Employers that use IRS preapproved plan documents for defined benefit (DB) or 403(b) plans have a few more months to adopt new plan documents for the current preapproved plan cycles. Preapproved plans give employers assurance that their plan documents comply with applicable Internal Revenue Code (IRC) requirements. Employers may find this assurance useful now that the IRS accepts determination letter (DL) requests only under limited circumstances. Updates to this GRIST reflect the March 27 announcement of a three-month extension of certain deadlines for preapproved DB and 403(b) plans:
Institutional sponsors of preapproved plans submit their documents to the IRS for review every six years (the six-year cycles are staggered for defined contribution and DB plans). Once the IRS has finished reviewing the submissions for a particular cycle, the agency issues letters to sponsors stating that their plan documents have been approved. Sponsors then make their plans available for employers to adopt, which they may do during a window (usually about two years) announced by the IRS. Timely adoption of a newly approved document allows the employer to rely on the sponsor’s letter for that cycle.
The IRS currently issues advisory letters for volume submitter (VS) plans and opinion letters for master and prototype (M&P) plans. However, the preapproved program will be streamlined for qualified plans, starting with the third preapproved plan cycle. The IRS will refer to all plans simply as “pre-approved plans” and issue only opinion letters.
Plans may be standardized (safe harbor) or nonstandardized (non-safe harbor). Employers that modify their plans lose reliance on the opinion letter; however, employers that modify nonstandardized plans can request a DL on IRS Form 5307 if the modifications are minor.
These changes will not apply to preapproved 403(b) plans, which will continue to be either VS or M&P plans with advisory or opinion letters.
On March 27, IRS extended the deadline for employers to adopt a new preapproved DB plan document to July 31 — a three-month delay from the April 30 deadline set forth in Announcement 2018-05. Employers that meet this deadline can rely on the institutional sponsor’s advisory or opinion letter for the second preapproved plan cycle. These letters cover changes on the 2012 Cumulative List. A list of preapproved DB plan documents for the second cycle is available on the IRS website.

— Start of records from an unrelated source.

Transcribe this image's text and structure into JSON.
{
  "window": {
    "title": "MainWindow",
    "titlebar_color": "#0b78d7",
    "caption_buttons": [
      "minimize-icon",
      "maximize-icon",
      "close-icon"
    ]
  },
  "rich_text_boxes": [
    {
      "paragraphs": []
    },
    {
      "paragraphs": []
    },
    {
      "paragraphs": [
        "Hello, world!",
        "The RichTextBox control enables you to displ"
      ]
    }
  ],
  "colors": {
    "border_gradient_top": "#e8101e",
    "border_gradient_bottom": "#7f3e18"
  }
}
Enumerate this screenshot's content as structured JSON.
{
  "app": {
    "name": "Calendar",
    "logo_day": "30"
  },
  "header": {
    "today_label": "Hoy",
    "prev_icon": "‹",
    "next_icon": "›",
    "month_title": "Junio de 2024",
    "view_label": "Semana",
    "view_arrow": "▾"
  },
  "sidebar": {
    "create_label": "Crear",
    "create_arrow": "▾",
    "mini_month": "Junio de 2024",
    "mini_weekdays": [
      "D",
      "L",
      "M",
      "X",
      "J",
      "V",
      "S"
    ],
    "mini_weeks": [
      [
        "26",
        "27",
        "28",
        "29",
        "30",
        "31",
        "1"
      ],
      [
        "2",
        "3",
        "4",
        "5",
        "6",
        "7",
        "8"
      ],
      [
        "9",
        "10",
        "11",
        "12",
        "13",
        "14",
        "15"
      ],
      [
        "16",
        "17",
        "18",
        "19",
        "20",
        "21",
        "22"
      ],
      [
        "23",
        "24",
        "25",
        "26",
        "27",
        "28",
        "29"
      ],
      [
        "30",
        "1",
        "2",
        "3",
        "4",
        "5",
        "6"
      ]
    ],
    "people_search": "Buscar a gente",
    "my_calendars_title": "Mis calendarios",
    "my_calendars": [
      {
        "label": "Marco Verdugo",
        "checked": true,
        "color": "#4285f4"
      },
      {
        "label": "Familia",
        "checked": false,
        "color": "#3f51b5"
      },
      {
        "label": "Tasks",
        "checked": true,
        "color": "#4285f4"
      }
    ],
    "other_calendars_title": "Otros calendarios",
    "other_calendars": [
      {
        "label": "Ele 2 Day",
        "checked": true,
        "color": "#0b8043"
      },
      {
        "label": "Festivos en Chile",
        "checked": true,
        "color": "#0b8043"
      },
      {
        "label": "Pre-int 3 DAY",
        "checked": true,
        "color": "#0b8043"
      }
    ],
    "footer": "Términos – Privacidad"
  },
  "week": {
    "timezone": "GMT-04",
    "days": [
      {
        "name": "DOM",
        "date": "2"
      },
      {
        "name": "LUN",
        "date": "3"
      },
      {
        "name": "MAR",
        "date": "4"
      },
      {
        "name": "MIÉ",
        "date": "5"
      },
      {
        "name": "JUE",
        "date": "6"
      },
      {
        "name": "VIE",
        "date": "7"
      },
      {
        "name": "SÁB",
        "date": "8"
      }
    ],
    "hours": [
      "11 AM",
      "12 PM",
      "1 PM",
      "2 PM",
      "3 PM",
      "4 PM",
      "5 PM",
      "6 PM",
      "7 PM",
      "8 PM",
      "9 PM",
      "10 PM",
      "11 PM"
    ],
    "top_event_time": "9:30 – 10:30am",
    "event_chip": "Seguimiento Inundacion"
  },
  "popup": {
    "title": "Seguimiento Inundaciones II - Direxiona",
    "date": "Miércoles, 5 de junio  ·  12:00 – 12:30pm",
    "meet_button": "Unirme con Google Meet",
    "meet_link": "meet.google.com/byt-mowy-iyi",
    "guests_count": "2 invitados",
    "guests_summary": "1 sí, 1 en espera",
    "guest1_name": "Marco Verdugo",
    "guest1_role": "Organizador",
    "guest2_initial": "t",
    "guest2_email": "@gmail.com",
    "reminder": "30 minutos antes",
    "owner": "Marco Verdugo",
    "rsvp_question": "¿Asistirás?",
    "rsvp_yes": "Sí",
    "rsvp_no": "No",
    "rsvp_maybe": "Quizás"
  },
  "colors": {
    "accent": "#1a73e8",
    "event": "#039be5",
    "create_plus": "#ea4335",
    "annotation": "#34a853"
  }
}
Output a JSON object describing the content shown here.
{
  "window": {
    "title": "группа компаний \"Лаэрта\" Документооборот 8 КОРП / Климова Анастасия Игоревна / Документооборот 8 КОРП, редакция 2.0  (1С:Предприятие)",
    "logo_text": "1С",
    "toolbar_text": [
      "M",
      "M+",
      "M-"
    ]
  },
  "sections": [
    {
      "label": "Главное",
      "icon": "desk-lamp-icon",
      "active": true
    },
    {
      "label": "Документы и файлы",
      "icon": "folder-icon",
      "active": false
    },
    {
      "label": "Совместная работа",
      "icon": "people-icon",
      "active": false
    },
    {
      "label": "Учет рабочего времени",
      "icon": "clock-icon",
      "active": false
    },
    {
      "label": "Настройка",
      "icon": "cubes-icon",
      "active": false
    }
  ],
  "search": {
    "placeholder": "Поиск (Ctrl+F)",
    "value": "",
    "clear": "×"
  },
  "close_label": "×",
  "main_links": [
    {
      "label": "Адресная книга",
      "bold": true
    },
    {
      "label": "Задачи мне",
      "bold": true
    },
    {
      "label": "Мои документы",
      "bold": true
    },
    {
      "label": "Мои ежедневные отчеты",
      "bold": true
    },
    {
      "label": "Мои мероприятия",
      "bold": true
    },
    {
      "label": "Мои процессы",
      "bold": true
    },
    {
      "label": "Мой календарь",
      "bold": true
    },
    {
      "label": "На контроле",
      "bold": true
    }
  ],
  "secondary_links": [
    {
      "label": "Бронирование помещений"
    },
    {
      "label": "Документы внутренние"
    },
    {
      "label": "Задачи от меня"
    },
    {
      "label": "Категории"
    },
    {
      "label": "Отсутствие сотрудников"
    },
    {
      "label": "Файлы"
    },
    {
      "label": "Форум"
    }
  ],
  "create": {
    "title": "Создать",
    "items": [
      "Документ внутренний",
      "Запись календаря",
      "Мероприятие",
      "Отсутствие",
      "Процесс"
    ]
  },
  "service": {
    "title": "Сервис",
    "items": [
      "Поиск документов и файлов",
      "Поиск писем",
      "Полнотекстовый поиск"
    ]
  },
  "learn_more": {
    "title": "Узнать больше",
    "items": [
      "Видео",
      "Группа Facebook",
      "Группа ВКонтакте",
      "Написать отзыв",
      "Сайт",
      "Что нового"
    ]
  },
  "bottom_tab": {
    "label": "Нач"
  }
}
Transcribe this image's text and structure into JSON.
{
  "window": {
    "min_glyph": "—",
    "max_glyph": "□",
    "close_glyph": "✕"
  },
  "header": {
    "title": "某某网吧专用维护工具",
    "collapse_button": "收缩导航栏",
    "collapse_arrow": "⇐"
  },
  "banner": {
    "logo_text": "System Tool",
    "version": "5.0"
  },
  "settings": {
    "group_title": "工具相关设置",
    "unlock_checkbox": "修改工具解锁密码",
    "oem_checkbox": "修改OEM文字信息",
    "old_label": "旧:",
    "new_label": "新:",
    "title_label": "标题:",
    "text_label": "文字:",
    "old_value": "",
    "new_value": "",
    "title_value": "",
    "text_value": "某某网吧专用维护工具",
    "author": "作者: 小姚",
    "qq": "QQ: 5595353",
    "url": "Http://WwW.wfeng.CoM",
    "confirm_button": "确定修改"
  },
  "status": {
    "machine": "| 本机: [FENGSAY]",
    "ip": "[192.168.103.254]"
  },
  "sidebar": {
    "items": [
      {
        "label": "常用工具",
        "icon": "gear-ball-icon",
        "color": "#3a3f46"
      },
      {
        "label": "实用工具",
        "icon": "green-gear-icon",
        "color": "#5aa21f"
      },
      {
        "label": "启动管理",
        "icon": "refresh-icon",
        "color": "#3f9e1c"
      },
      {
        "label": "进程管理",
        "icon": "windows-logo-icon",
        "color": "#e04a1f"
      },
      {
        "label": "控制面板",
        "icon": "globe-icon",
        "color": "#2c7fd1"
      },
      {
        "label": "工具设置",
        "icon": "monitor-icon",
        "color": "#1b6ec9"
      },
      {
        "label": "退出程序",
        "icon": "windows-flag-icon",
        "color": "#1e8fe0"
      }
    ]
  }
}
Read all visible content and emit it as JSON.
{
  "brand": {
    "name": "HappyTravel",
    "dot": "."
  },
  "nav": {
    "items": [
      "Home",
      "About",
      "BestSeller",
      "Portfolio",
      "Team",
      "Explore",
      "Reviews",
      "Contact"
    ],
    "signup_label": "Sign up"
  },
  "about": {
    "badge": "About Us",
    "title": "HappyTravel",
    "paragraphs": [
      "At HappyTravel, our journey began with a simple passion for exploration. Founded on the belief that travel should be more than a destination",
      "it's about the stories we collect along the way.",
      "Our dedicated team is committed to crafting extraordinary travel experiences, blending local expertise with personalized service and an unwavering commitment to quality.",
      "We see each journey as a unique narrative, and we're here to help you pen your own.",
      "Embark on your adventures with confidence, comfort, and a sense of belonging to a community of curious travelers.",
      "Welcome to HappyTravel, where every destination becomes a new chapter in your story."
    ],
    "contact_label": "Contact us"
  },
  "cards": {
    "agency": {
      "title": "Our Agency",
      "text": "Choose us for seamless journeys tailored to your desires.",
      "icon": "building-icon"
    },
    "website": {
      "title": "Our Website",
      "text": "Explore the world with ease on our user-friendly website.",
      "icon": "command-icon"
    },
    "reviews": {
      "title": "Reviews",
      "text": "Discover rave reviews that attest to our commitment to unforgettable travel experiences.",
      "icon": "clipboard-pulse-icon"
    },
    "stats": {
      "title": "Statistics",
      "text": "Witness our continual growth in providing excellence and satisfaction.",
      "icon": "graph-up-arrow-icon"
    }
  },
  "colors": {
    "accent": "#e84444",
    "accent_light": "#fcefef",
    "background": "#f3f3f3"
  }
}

Limited availability of determination letters. DLs generally aren’t available for preapproved plans, except in certain cases involving limited modifications to VS plans. DL requests for these plans are also due by April 30, 2020 (and are made using IRS Form 5307).
Employers that make significant modifications to their preapproved documents can’t rely on the sponsor’s advisory or opinion letter. These employers can request DLs (using IRS Form 5300), but only under the limited circumstances that apply to individually designed plans — i.e., initial qualification, plan termination or other circumstances announced by the IRS.
Final IRS regulations issued in 2007 require employers with 403(b) plans (with a narrow exception for some churches) to have a written plan document. Employers that adopted a plan document by Dec. 31, 2009, originally had until March 31, 2020, to fix any defects in their plan documents. However, on March 27, 2020, the IRS extended the deadline to June 30, 2020. This date is now the last day of the first remedial amendment period (RAP) for 403(b) plans.
Employers can fix any defects in their plan by amending their individually designed document or adopting a preapproved plan document. Employers that adopt a preapproved document by June 30 can rely on the institutional sponsor’s advisory or opinion letter for the first 403(b) preapproved plan cycle, which ends on that same date. A list of preapproved 403(b) plan documents for the first cycle is available on the IRS website.
No determination letters for 403(b) plans. The IRS does not issue DLs for 403(b) plans. Adopting a preapproved plan is the only way for employers to receive assurance that their plan documents comply with the IRC’s requirements for 403(b) plans.